Viola Davis, who plays a social worker in the movie Trust, says,
“When people get hurt, the only thing we can do for each other when we do fall down is to pick each other up.”
We cannot save our ourselves or our kids from pain, despair, and their fair share of heartache. Nor should we. They too must learn to cope with the horrific, for no matter what we do, it will likely strike their lives as well.
The only thing my parents could have done, had they found out about my brother, was be there to help me cope.
What my sexual assault history gave me was immense compassion for assault and rape victims. The ability to speak to large groups of fellow female veterans about how to face down the pain and use it to get stronger by standing with our sisters. I see them.
And in many cases, that has made all the difference. It most assuredly has for me as well.

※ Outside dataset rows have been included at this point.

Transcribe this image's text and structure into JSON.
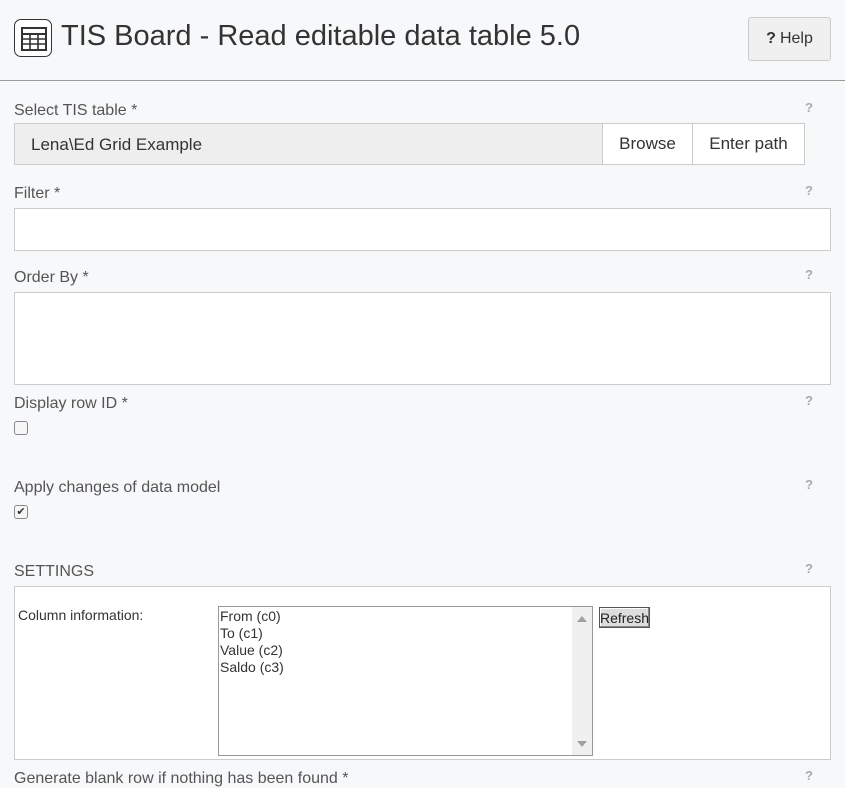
{
  "header": {
    "title": "TIS Board - Read editable data table 5.0",
    "help_label": "Help",
    "help_mark": "?"
  },
  "help_mark": "?",
  "fields": {
    "tis_table": {
      "label": "Select TIS table *",
      "value": "Lena\\Ed Grid Example",
      "browse_label": "Browse",
      "enter_path_label": "Enter path"
    },
    "filter": {
      "label": "Filter *",
      "value": ""
    },
    "order_by": {
      "label": "Order By *",
      "value": ""
    },
    "display_row_id": {
      "label": "Display row ID *",
      "checked": false
    },
    "apply_changes": {
      "label": "Apply changes of data model",
      "checked": true,
      "mark": "✔"
    },
    "settings": {
      "label": "SETTINGS",
      "column_info_label": "Column information:",
      "columns": [
        "From (c0)",
        "To (c1)",
        "Value (c2)",
        "Saldo (c3)"
      ],
      "refresh_label": "Refresh"
    },
    "generate_blank_row": {
      "label": "Generate blank row if nothing has been found *"
    }
  }
}
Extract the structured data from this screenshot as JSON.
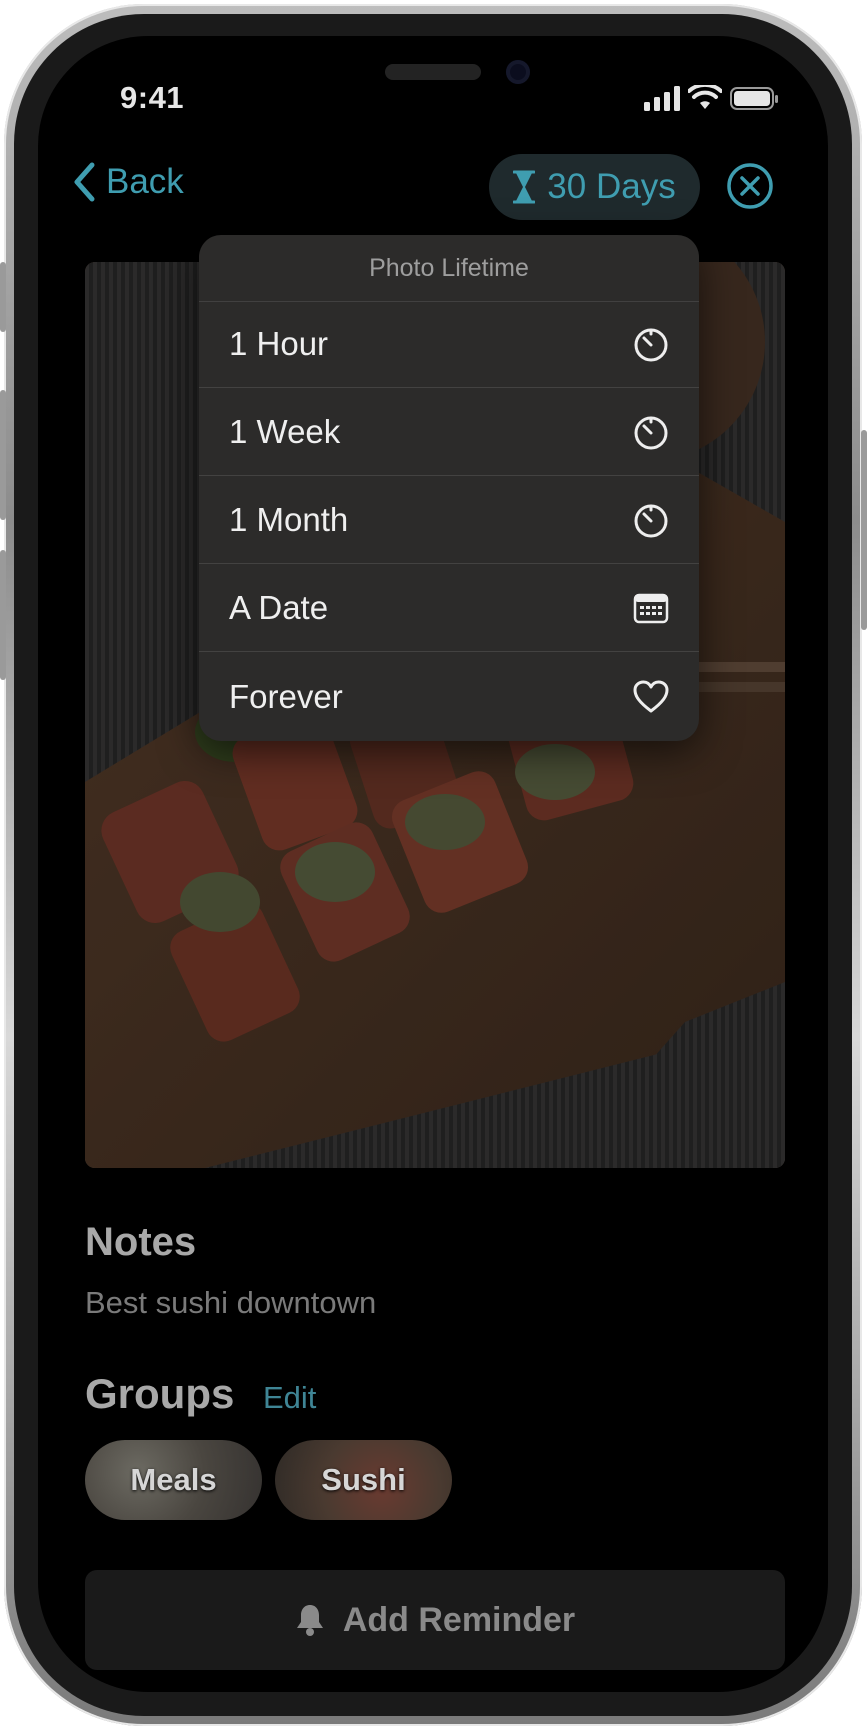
{
  "status_bar": {
    "time": "9:41"
  },
  "nav": {
    "back_label": "Back",
    "lifetime_label": "30 Days",
    "accent_color": "#3f9db0"
  },
  "lifetime_menu": {
    "title": "Photo Lifetime",
    "items": [
      {
        "label": "1 Hour",
        "icon": "timer-icon"
      },
      {
        "label": "1 Week",
        "icon": "timer-icon"
      },
      {
        "label": "1 Month",
        "icon": "timer-icon"
      },
      {
        "label": "A Date",
        "icon": "calendar-icon"
      },
      {
        "label": "Forever",
        "icon": "heart-icon"
      }
    ]
  },
  "notes": {
    "heading": "Notes",
    "text": "Best sushi downtown"
  },
  "groups": {
    "heading": "Groups",
    "edit_label": "Edit",
    "chips": [
      {
        "label": "Meals"
      },
      {
        "label": "Sushi"
      }
    ]
  },
  "reminder": {
    "label": "Add Reminder",
    "icon": "bell-icon"
  }
}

Ultimately, helping is what we all do for each other when life rips holes in our hearts. We hold each other, we help each other cope. That is the grace we most desperately need. This is what “saving” really looks like.
This is how we tap into the innate, immense sacred.
Part of the price we pay for being human is to experience pain, loss, sadness, failure. Avoidance of suffering only teaches us more avoidance and no skills to deal with its inevitability. Learning to embrace what life hands us can teach us great empathy, which in turn saves us, if you will.
Then we can use that same empathy to be present when others fall. This brings us even greater grace because now we are giving it.
I passionately believe that what animates us is a spark of the Divine. What truly animates the Divine are compassion and empathy. Those are borne of bearing life’s pain, forging on anyway, and being present for others.
Those endless, boundless gifts are what save us: Compassion and empathy.
First and foremost for our precious and beloved self, then offered to others, who deserve no less.
You and I can be “saved” all right, by finding the kingdom of heaven within.
That kingdom, if you will, is comprised of compassion and empathy. Grace. Those are what rescue us all.
Let’s play.
I hope, especially in such turbulent times, that this message offered perspective and hope. If so, please consider
If someone you know is struggling with “why me,” please also consider
Either way my heartfelt thanks for hanging with me for a few minutes today.
Wow, thanks from a 69 yr old gym aficionado. The gym helps keep me sane, the muscles allow me to feel good about my body, and stories straight from the trenches are inspiring! 🐸
You had more reason than many of us to cling to the illusion of someone coming to save you -- but it's one that many girls (especially, I believe) have a hard time letting go of. I sure have. If we've had the message pounded into us that we're not worth saving, or valuing unless we produce or please, or success on our own terms and due to our own hard work and abilities — that's a hard message to overwrite. Immense kudos to you for fighting the good fight.